I don’t answer.
The door opens anyway.
Damien stands in the threshold, all shadows and calculation. He doesn’t smile. Doesn’t speak. Just looks at me like I’m a question he’s already answered, but keeps asking anyway.
His voice, when it comes, is velvet stretched over bone.
“You can come back to the main house.”
My breath catches.
He watches me too closely for me to respond, so I nod. Once.
“That’s what you wanted, isn’t it?” he murmurs. “To be closer again?”
I nod again, slower this time. The air feels thick in my chest.
He tilts his head. “But first,” he says, stepping aside so I can follow, “I have a present for you.”
The words hit me like frostbite. Too kind. Too cold.
Still, I follow. We walk in silence.
Past the silent rooms.
Past the empty hall where Brooke laughs.
Past the surveillance room where you see too much.
He doesn’t speak. And neither do I.
The stairs to the lower level groan beneath our weight. The air grows colder. Thicker. The kind of sterile chill that only exists in places where screams have nowhere to go.
He unlocks the final door and holds it open with a theatrical sweep of his hand.
“After you.”
It’s the medical wing. I step inside slowly.
The lights above buzz like flies trapped in glass. The walls are off-white and stained in places where bleach couldn’t quite erase the past. A steel table sits in the center of the room. Nothing on it.
Yet.
Cabinets line the far wall—locked. An IV stand casts a spider-leg shadow across the floor.

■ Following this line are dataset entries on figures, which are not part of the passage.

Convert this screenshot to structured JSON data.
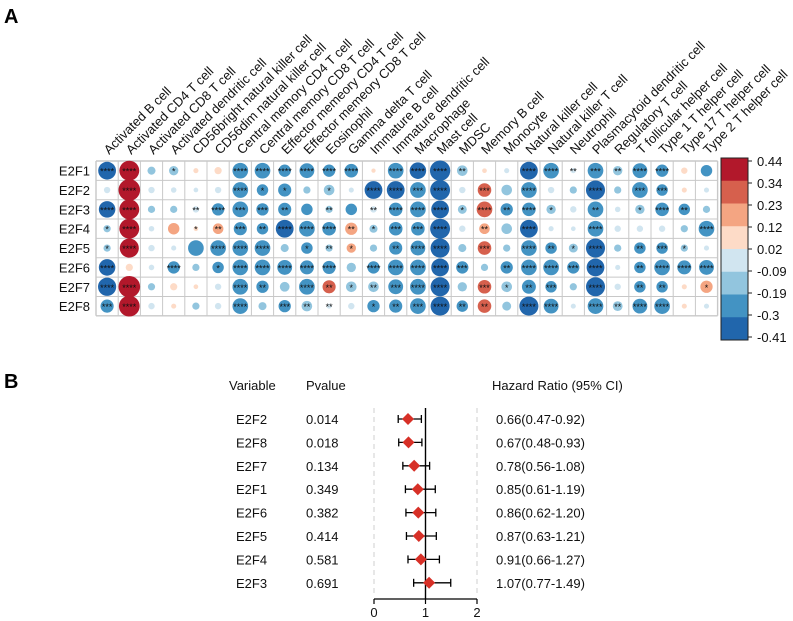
{
  "panel_a_label": "A",
  "panel_b_label": "B",
  "colors": {
    "grid": "#c8c8c8",
    "background": "#ffffff",
    "scale": [
      "#b2182b",
      "#d6604d",
      "#f4a582",
      "#fddbc7",
      "#d1e5f0",
      "#92c5de",
      "#4393c3",
      "#2166ac"
    ],
    "marker": "#d73027"
  },
  "chart_data": [
    {
      "type": "heatmap",
      "title": "",
      "rows": [
        "E2F1",
        "E2F2",
        "E2F3",
        "E2F4",
        "E2F5",
        "E2F6",
        "E2F7",
        "E2F8"
      ],
      "columns": [
        "Activated B cell",
        "Activated CD4 T cell",
        "Activated CD8 T cell",
        "Activated dendritic cell",
        "CD56bright natural killer cell",
        "CD56dim natural killer cell",
        "Central memory CD4 T cell",
        "Central memory CD8 T cell",
        "Effector memeory CD4 T cell",
        "Effector memeory CD8 T cell",
        "Eosinophil",
        "Gamma delta T cell",
        "Immature  B cell",
        "Immature dendritic cell",
        "Macrophage",
        "Mast cell",
        "MDSC",
        "Memory B cell",
        "Monocyte",
        "Natural killer cell",
        "Natural killer T cell",
        "Neutrophil",
        "Plasmacytoid dendritic cell",
        "Regulatory T cell",
        "T follicular helper cell",
        "Type 1 T helper cell",
        "Type 17 T helper cell",
        "Type 2 T helper cell"
      ],
      "values": [
        [
          -0.35,
          0.4,
          -0.12,
          -0.15,
          0.05,
          0.1,
          -0.3,
          -0.3,
          -0.22,
          -0.28,
          -0.22,
          -0.25,
          0.03,
          -0.3,
          -0.32,
          -0.41,
          -0.18,
          0.04,
          -0.05,
          -0.35,
          -0.3,
          -0.05,
          -0.3,
          -0.15,
          -0.28,
          -0.22,
          0.08,
          -0.2
        ],
        [
          -0.08,
          0.44,
          -0.08,
          -0.06,
          -0.04,
          -0.08,
          -0.3,
          -0.2,
          -0.24,
          -0.1,
          -0.18,
          -0.05,
          -0.35,
          -0.35,
          -0.3,
          -0.4,
          -0.08,
          0.25,
          -0.18,
          -0.3,
          -0.08,
          -0.1,
          -0.38,
          -0.1,
          -0.3,
          -0.2,
          0.05,
          -0.05
        ],
        [
          -0.32,
          0.4,
          -0.1,
          -0.1,
          -0.08,
          -0.22,
          -0.3,
          -0.22,
          -0.24,
          -0.2,
          -0.1,
          -0.2,
          -0.08,
          -0.25,
          -0.3,
          -0.35,
          -0.14,
          0.3,
          -0.22,
          -0.25,
          -0.15,
          -0.08,
          -0.3,
          -0.06,
          -0.15,
          -0.25,
          -0.2,
          -0.1
        ],
        [
          -0.1,
          0.4,
          -0.06,
          0.2,
          0.04,
          0.18,
          -0.24,
          -0.2,
          -0.35,
          -0.3,
          -0.25,
          0.22,
          -0.12,
          -0.25,
          -0.25,
          -0.4,
          -0.08,
          0.18,
          -0.18,
          -0.35,
          -0.05,
          -0.04,
          -0.3,
          -0.08,
          -0.08,
          -0.08,
          -0.1,
          -0.3
        ],
        [
          -0.1,
          0.38,
          -0.08,
          -0.05,
          -0.3,
          -0.3,
          -0.3,
          -0.3,
          -0.12,
          -0.2,
          -0.1,
          0.15,
          -0.1,
          -0.24,
          -0.28,
          -0.38,
          -0.12,
          0.25,
          -0.1,
          -0.3,
          -0.2,
          -0.14,
          -0.38,
          -0.1,
          -0.2,
          -0.2,
          -0.1,
          -0.05
        ],
        [
          -0.32,
          0.1,
          -0.06,
          -0.22,
          -0.1,
          -0.2,
          -0.3,
          -0.3,
          -0.28,
          -0.26,
          -0.24,
          -0.15,
          -0.22,
          -0.3,
          -0.3,
          -0.35,
          -0.22,
          -0.1,
          -0.22,
          -0.3,
          -0.3,
          -0.22,
          -0.35,
          -0.05,
          -0.2,
          -0.3,
          -0.26,
          -0.28
        ],
        [
          -0.36,
          0.44,
          -0.1,
          0.1,
          0.04,
          -0.08,
          -0.3,
          -0.22,
          -0.16,
          -0.3,
          0.24,
          -0.18,
          -0.18,
          -0.28,
          -0.3,
          -0.38,
          -0.15,
          0.25,
          -0.18,
          -0.26,
          -0.2,
          -0.1,
          -0.38,
          -0.08,
          -0.2,
          -0.2,
          0.05,
          0.22
        ],
        [
          -0.24,
          0.42,
          -0.08,
          0.05,
          -0.1,
          -0.08,
          -0.3,
          -0.12,
          -0.22,
          -0.18,
          -0.05,
          -0.08,
          -0.22,
          -0.24,
          -0.3,
          -0.38,
          -0.2,
          0.25,
          -0.14,
          -0.38,
          -0.28,
          -0.05,
          -0.3,
          -0.16,
          -0.28,
          -0.3,
          0.05,
          -0.05
        ]
      ],
      "stars": [
        [
          "****",
          "****",
          "",
          "*",
          "",
          "",
          "****",
          "****",
          "****",
          "****",
          "****",
          "****",
          "",
          "****",
          "****",
          "****",
          "**",
          "",
          "",
          "****",
          "****",
          "**",
          "***",
          "**",
          "****",
          "****",
          "",
          ""
        ],
        [
          "",
          "****",
          "",
          "",
          "",
          "",
          "****",
          "*",
          "*",
          "",
          "*",
          "",
          "****",
          "****",
          "***",
          "****",
          "",
          "***",
          "",
          "****",
          "",
          "",
          "****",
          "",
          "***",
          "***",
          "",
          ""
        ],
        [
          "****",
          "****",
          "",
          "",
          "**",
          "****",
          "***",
          "***",
          "**",
          "",
          "**",
          "",
          "**",
          "****",
          "****",
          "****",
          "*",
          "****",
          "**",
          "****",
          "*",
          "",
          "**",
          "",
          "*",
          "****",
          "**",
          ""
        ],
        [
          "*",
          "****",
          "",
          "",
          "*",
          "**",
          "***",
          "**",
          "****",
          "****",
          "****",
          "**",
          "*",
          "***",
          "***",
          "****",
          "",
          "**",
          "",
          "****",
          "",
          "",
          "****",
          "",
          "",
          "",
          "",
          "****"
        ],
        [
          "*",
          "****",
          "",
          "",
          "",
          "****",
          "****",
          "****",
          "",
          "*",
          "**",
          "*",
          "",
          "**",
          "****",
          "****",
          "",
          "***",
          "",
          "****",
          "**",
          "*",
          "****",
          "",
          "**",
          "***",
          "*",
          ""
        ],
        [
          "****",
          "",
          "",
          "****",
          "",
          "*",
          "****",
          "****",
          "****",
          "****",
          "****",
          "",
          "****",
          "****",
          "****",
          "****",
          "***",
          "",
          "**",
          "****",
          "****",
          "***",
          "****",
          "",
          "**",
          "****",
          "****",
          "****"
        ],
        [
          "****",
          "****",
          "",
          "",
          "",
          "",
          "****",
          "**",
          "",
          "****",
          "**",
          "*",
          "**",
          "***",
          "****",
          "****",
          "",
          "***",
          "*",
          "**",
          "***",
          "",
          "****",
          "",
          "**",
          "**",
          "",
          "*"
        ],
        [
          "***",
          "****",
          "",
          "",
          "",
          "",
          "****",
          "",
          "***",
          "**",
          "**",
          "",
          "*",
          "**",
          "***",
          "****",
          "**",
          "**",
          "",
          "****",
          "****",
          "",
          "****",
          "**",
          "****",
          "****",
          "",
          ""
        ]
      ],
      "legend_ticks": [
        "0.44",
        "0.34",
        "0.23",
        "0.12",
        "0.02",
        "-0.09",
        "-0.19",
        "-0.3",
        "-0.41"
      ],
      "vmin": -0.41,
      "vmax": 0.44
    },
    {
      "type": "forest",
      "header_variable": "Variable",
      "header_pvalue": "Pvalue",
      "header_hr": "Hazard Ratio (95% CI)",
      "variables": [
        "E2F2",
        "E2F8",
        "E2F7",
        "E2F1",
        "E2F6",
        "E2F5",
        "E2F4",
        "E2F3"
      ],
      "pvalues": [
        "0.014",
        "0.018",
        "0.134",
        "0.349",
        "0.382",
        "0.414",
        "0.581",
        "0.691"
      ],
      "hr": [
        0.66,
        0.67,
        0.78,
        0.85,
        0.86,
        0.87,
        0.91,
        1.07
      ],
      "ci_low": [
        0.47,
        0.48,
        0.56,
        0.61,
        0.62,
        0.63,
        0.66,
        0.77
      ],
      "ci_high": [
        0.92,
        0.93,
        1.08,
        1.19,
        1.2,
        1.21,
        1.27,
        1.49
      ],
      "hr_labels": [
        "0.66(0.47-0.92)",
        "0.67(0.48-0.93)",
        "0.78(0.56-1.08)",
        "0.85(0.61-1.19)",
        "0.86(0.62-1.20)",
        "0.87(0.63-1.21)",
        "0.91(0.66-1.27)",
        "1.07(0.77-1.49)"
      ],
      "x_ticks": [
        "0",
        "1",
        "2"
      ],
      "xlim": [
        0,
        2
      ],
      "reference_line": 1
    }
  ]
}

And still, he says nothing. He closes the door behind us.
Locks it.
“Why here?” I whisper, throat dry.
His lips twitch into something that might be a smile—or a flinch.
“You’ll see.”
I stand still, fingers twitching at my sides. He walks to the cabinets. Pulls out a small silver tray. Places it on the table with care.
Then, finally, he turns to me. His eyes are hollow in the worst way—alive, but unreadable.
“This is the part,” he says, “where you learn to be grateful.”